Linux malware staying under the radar:
Security Researchers at Quihoo 360 NETLAB were the discoverers of this RotaJakiro obscure Linux malware, which revealed that the malware contained backdoor abilities and the malicious actors who driving the malware allowed them to collect and extract sensitive data from infected systems.
The RotaJakiro Linux malware is particularly architectured to target Linux X64 machines and is named thus as a result of it using rotate encryption and behaving varyingly for root/non-root accounts when executing.
The backdoor was uncovered as a result of an analysis of malware samples that was initiated on March 25, however, there were detections of early versions which were apparently uploaded to Virustotal back in 2018.
To date, four samples have been found on the VirusTotal database while they all have remained undetected by a majority of anti-malware software engines.

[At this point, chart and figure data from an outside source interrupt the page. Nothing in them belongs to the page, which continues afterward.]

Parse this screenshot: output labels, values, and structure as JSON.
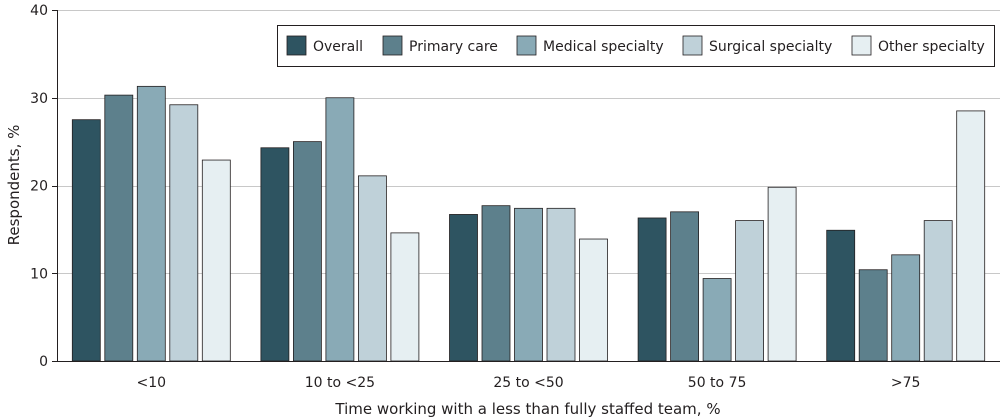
{
  "chart_data": {
    "type": "bar",
    "title": "",
    "xlabel": "Time working with a less than fully staffed team, %",
    "ylabel": "Respondents, %",
    "ylim": [
      0,
      40
    ],
    "yticks": [
      0,
      10,
      20,
      30,
      40
    ],
    "grid": true,
    "legend_position": "top-right",
    "categories": [
      "<10",
      "10 to <25",
      "25 to <50",
      "50 to 75",
      ">75"
    ],
    "series": [
      {
        "name": "Overall",
        "color": "#2e5461",
        "values": [
          27.5,
          24.3,
          16.7,
          16.3,
          14.9
        ]
      },
      {
        "name": "Primary care",
        "color": "#5d808c",
        "values": [
          30.3,
          25.0,
          17.7,
          17.0,
          10.4
        ]
      },
      {
        "name": "Medical specialty",
        "color": "#89aab6",
        "values": [
          31.3,
          30.0,
          17.4,
          9.4,
          12.1
        ]
      },
      {
        "name": "Surgical specialty",
        "color": "#bfd1d9",
        "values": [
          29.2,
          21.1,
          17.4,
          16.0,
          16.0
        ]
      },
      {
        "name": "Other specialty",
        "color": "#e6eff2",
        "values": [
          22.9,
          14.6,
          13.9,
          19.8,
          28.5
        ]
      }
    ]
  }
}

“At the functional level, RotaJakiro first determines whether the user is root or non-root at run time, with different execution policies for different accounts, then decrypts the relevant sensitive resources using AES& ROTATE for subsequent persistence, process guarding and single instance use, and finally establishes communication with C2 and waits for the execution of commands issued by C2,” the researchers explained.
Malicious Abilities of RotaJakiro:
The RotaJakiro Linux malware has been architectured to keep flying under the radar i.e, in a sense, stealth mode capabilities.
It heavily relies on a combination of cryptographic algorithms to encrypt transmission and communication with a C2 i.e command and control server.
Approximately 12 functions are tasked with collecting device metadata, stealing sensitive information, carrying out file-related operations, and downloading and executing plug-ins pulled from the C2 server.
Regarding the malware campaign, there is currently no evidence directing the true nature and objective of the Linux malware.
However, a peculiar observation by the security researchers saw that some of the C2 domains were registered all the way back into December 2015 and that there were overlaps between RotaJakiro and a botnet named Torii.
“From the perspective of reverse engineering, RotaJakiro and Torii share similar styles: the use of encryption algorithms to hide sensitive resources, the implementation of a rather old-school style of persistence, structured network traffic, etc.,” the researchers said. “We don’t exactly know the answer, but it seems that RotaJakiro and Torii have some connections.”